While we’re on the topic of the supernatural, it is difficult for me not to comment on your most recent advocacy of Michael Behe and intelligent design (ID) “theory” and your claim that Darwin would have to reject his own theory if he were alive today. Rather than go into a lengthy critique of Behe and ID (which I did in the Enneagram Monthly in 2007), I’d like to offer a few sources for alternative perspectives on Behe and his work in the name of fairness and balance (as the saying goes, “We report; you decide.”)


To learn what Behe’s colleagues at Lehigh University Department of Biological Sciences think of him, read their collective public statement on the website, which ends with: “While we respect Prof. Behe’s right to express his views, they are his alone and are in no way endorsed by the department. It is our collective position that intelligent design has no basis in science, has not been tested experimentally, and should not be regarded as scientific.” (http://www.lehigh.edu/bio/news/evolution.htm)


To learn what the US District Court for the Middle District of Pennsylvania had to say about Behe and his testimony in the Kitzmiller v. Dover case, read the judge’s scathing memorandum decision athttp://www.talkorigins.org/faqs/dover/kitzmiller_v_dover_decision2.html#p121. Juicy tidbits include: “As expert testimony revealed, the qualification on what is meant by ‘irreducible complexity’ renders it meaningless as a criticism of evolution” and “We therefore find that Professor Behe’s claim for irreducible complexity has been refuted in peer-reviewed research papers and has been rejected by the scientific community at large.”


To learn what actual evolutionary biologists think of Behe’s ideas on evolutionary biology (it should be pointed out that Behe is a biochemist and working outside his domain of expertise and training when addressing evolution), I recommend H. Allen Orr’s review of Behe’s book at http://bostonreview.net/BR21.6/orr.html. (Such negative reviews are legion and I’ve yet to find a positive review of either of Behe’s books on evolution by an actual evolutionary biologist.) Orr’s review is a bit challenging as he goes into some detail of the science, but, hey, it’s a complicated topic. (In particular, he goes into significant detail in dismantling Behe’s bacterial flagellum and mouse-trap arguments, which you cite as evidence in support of Behe.) My favorite lines: “In truth, we’re done. Behe’s chief objection to Darwinism is flat wrong, and, bereft of this, he’s got little to say. But when you do look at what else he says, you find a bizarre string of confusions and contradictions.”

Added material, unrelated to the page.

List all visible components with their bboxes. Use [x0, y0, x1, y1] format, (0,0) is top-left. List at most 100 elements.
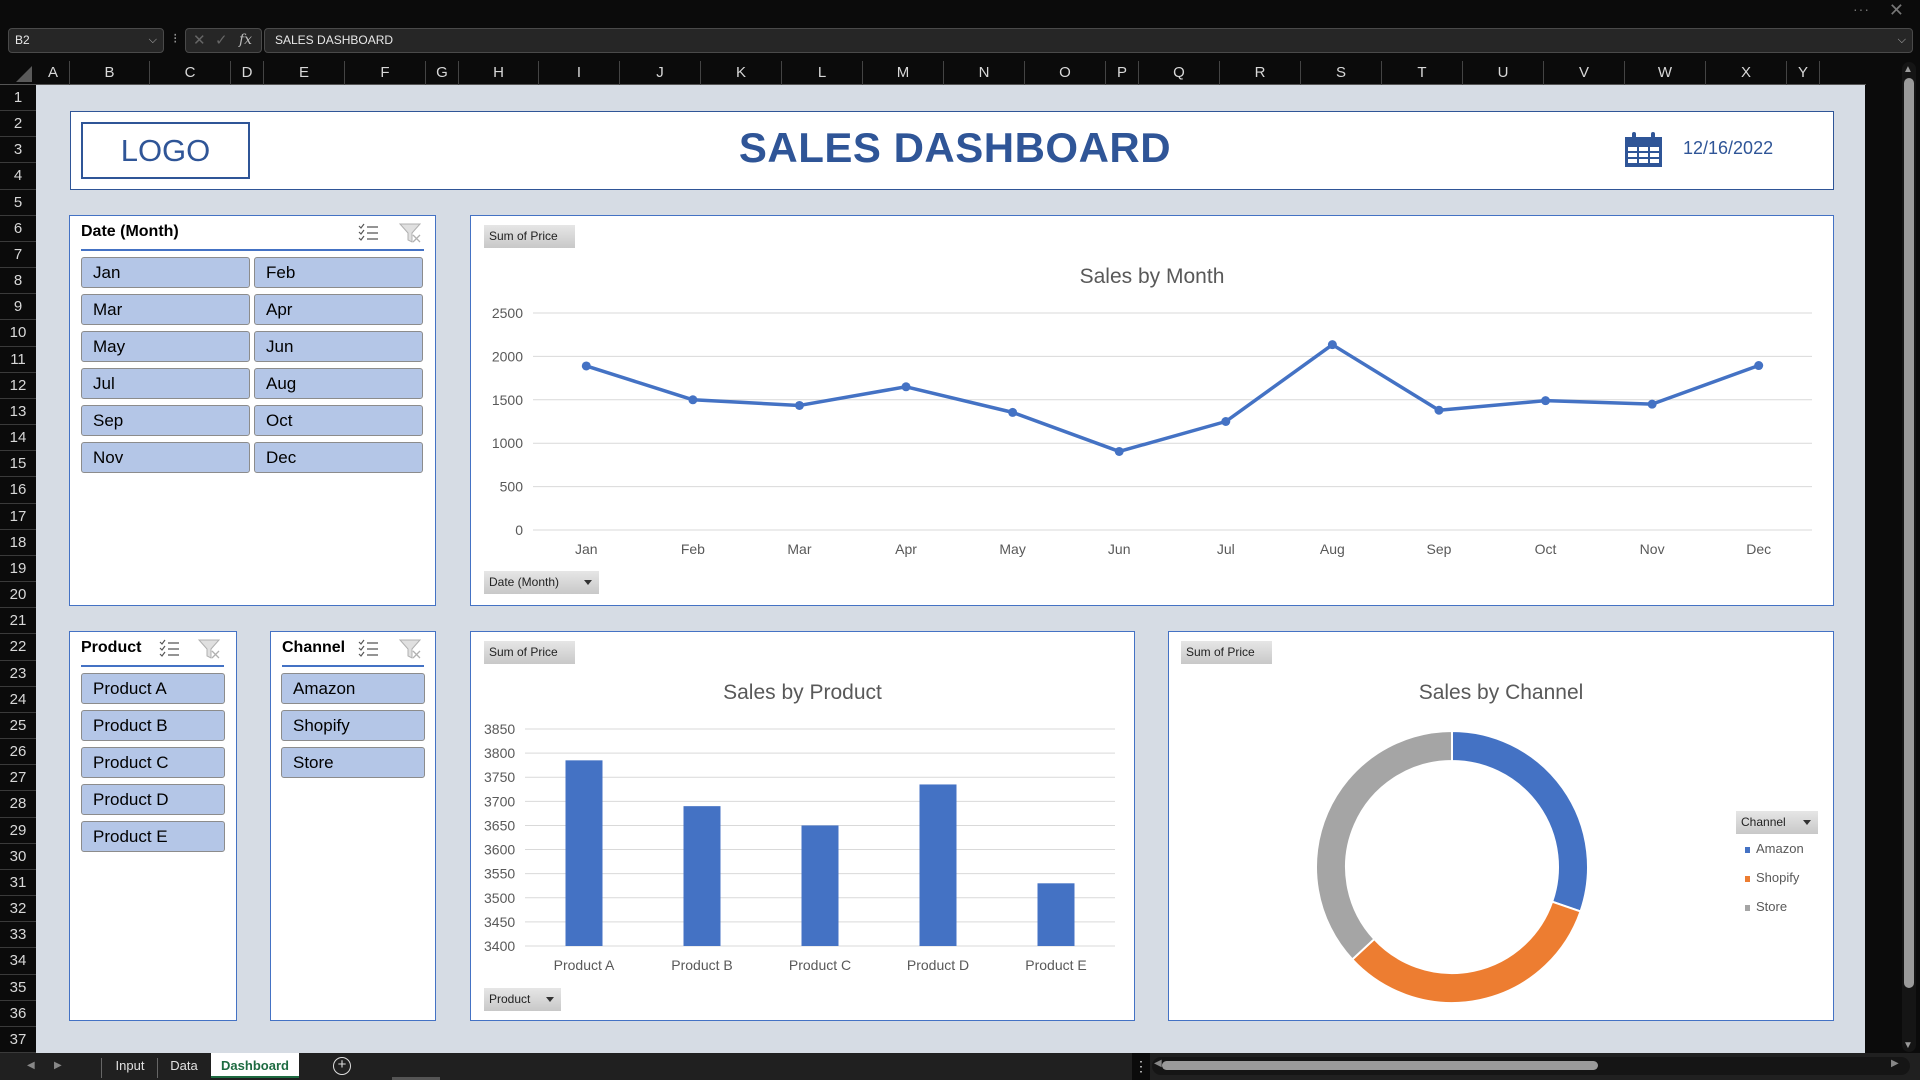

To find what one of the most respected biologists in the country, Francis Collins thinks about ID and Behe, you can read the chapter on ID in his book, “The Language of God.” Collins, head of the National Institutes of Health and former head of the Human Genome Project, is an evangelical Christian who has debated Richard Dawkins on the existence of God in the pages ofTime and has stated that he believes that God occasionally interferes with human affairs through the performance of miracles. Even with this bias he is adamant that intelligent design is simply not worthy of consideration as a scientific theory.


We could go on in this vein for a long time; there is a library’s worth more of valid criticism of ID readily available to the curious reader. I doubt these perspectives on Behe will sway those who want to embrace intelligent design in order to support a metaphysical point of view. However, the Enneagram grows out a tradition of people who call themselves to be seekers after truth and genuine seekers after truth must be open to evidence and willing to slay their sacred cows. At a certain point, ignoring the preponderance of evidence presented by experts in a given field begins to border on obstinance. I encourage readers to explore the evidence with an open mind.